While meandering about an enchanted forest outside Athens, the impish sprite Puck magically transports four mortals to the court of Theseus, Duke of Athens. There the foursome — a pair of happy lovers, Hermia and Lysander, and their unhappy friends, Helena and Demetrius — plead their cases to Theseus. Hermia and Lysander love each other, but Hermia’s father demands that she marry Demetrius. Helena loves Demetrius, but he jilted her. Demetrius now loves Hermia. Theseus informs Hermia that according to Athenian law she must marry Demetrius; after which, Puck returns the four to the forest.
A fairy-enchanted woods outside Athens
Oberon, king of the fairies, and his queen, Titania, are squabbling over possession of her littlest attendant. Oberon sets out to win the argument through a sneaky plan: He sends out his servant Puck, already known as a troublemaker, to find a magical flower. The juice of the flower when dropped on the eyelids during sleep brings love for the first living thing seen when waking. Oberon plans to spite Titania with the drug while she is asleep and unaware.

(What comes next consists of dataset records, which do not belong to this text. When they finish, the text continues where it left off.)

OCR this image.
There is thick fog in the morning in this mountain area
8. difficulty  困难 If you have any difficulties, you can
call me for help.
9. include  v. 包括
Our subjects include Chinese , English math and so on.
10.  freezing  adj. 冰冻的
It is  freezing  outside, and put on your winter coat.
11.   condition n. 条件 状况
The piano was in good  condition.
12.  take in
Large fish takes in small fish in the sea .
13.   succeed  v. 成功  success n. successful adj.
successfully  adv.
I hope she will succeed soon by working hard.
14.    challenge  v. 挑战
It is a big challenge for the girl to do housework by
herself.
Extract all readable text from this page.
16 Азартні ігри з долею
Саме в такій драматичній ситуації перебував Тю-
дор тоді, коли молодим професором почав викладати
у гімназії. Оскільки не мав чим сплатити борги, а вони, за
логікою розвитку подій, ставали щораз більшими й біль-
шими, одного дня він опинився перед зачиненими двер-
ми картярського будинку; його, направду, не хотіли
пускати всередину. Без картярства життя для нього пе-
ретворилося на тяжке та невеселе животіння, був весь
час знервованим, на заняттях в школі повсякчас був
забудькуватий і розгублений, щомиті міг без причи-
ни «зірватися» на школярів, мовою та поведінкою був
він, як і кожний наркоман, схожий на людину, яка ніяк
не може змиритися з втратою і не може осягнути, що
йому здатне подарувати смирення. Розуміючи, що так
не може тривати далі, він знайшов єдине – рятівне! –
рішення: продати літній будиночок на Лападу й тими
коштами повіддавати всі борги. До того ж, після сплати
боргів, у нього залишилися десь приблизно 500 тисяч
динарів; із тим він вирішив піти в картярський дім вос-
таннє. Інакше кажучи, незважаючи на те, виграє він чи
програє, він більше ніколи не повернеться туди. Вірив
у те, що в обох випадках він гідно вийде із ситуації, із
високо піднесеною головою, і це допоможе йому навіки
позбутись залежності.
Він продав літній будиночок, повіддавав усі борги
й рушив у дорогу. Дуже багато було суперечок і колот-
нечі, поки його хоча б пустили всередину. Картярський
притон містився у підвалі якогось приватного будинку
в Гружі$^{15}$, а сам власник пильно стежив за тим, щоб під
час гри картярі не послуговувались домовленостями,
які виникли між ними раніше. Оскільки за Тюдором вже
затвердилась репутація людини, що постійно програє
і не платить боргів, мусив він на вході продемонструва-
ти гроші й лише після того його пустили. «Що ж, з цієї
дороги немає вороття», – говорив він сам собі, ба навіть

In the meantime, the happy pair of lovers, Hermia and Lysander, and their unhappy friends, Helena and Demetrius, stray into the forest. Oberon overhears Demetrius reject Helena; and in a moment of compassion for her, he instructs Puck to charm Demetrius into love with Helena by also placing drops of the magic potion on Demetrius’s eyelids.
Puck, for all his cleverness, mistakenly anoints the wrong man: Lysander. When Helena appears, Lysander, under the flower’s magic, at once tells her how much he loves her. An astonished Hermia becomes dismayed when she sees Lysander paying attention only to Helena. Puck manages to complicate things further for the four mortals by also bringing Demetrius under the flower’s spell – to care for Helena, too. Now both in love with Helena, Lysander and Demetrius begin to quarrel over her.
Meanwhile, adding to the chaos in the same forest is a group of tradesman rehearsing a play to celebrate the upcoming wedding of Theseus, Duke of Athens, to Hippolyta, Queen of the Amazons. To heighten his master’s revenge on Titania, the impish Puck separates Bottom, a rather ridiculous and self-assured weaver, from his companions. Puck transforms Bottom’s head into that of a donkey and places him at the feet of the sleeping Titania. When Titania awakens and sees Bottom, she lavishly dotes on the unsuspecting Bottom.
Oberon eventually gets over his anger and decides it is time for all good sport to come to an end. Puck puts right everything that was awry. With all differences resolved, the Duke of Athens proclaims a triple wedding for himself and Hippolyta and for the two couples.
The palace of Theseus, Duke of Athens
The curtain opens on the Duke’s palace with a celebration in honor of the newly married couples. Oberon and Titania are reunited and at peace. Puck sweeps away the remnants of the night’s doings as fireflies twinkle in the night and reclaim the forest.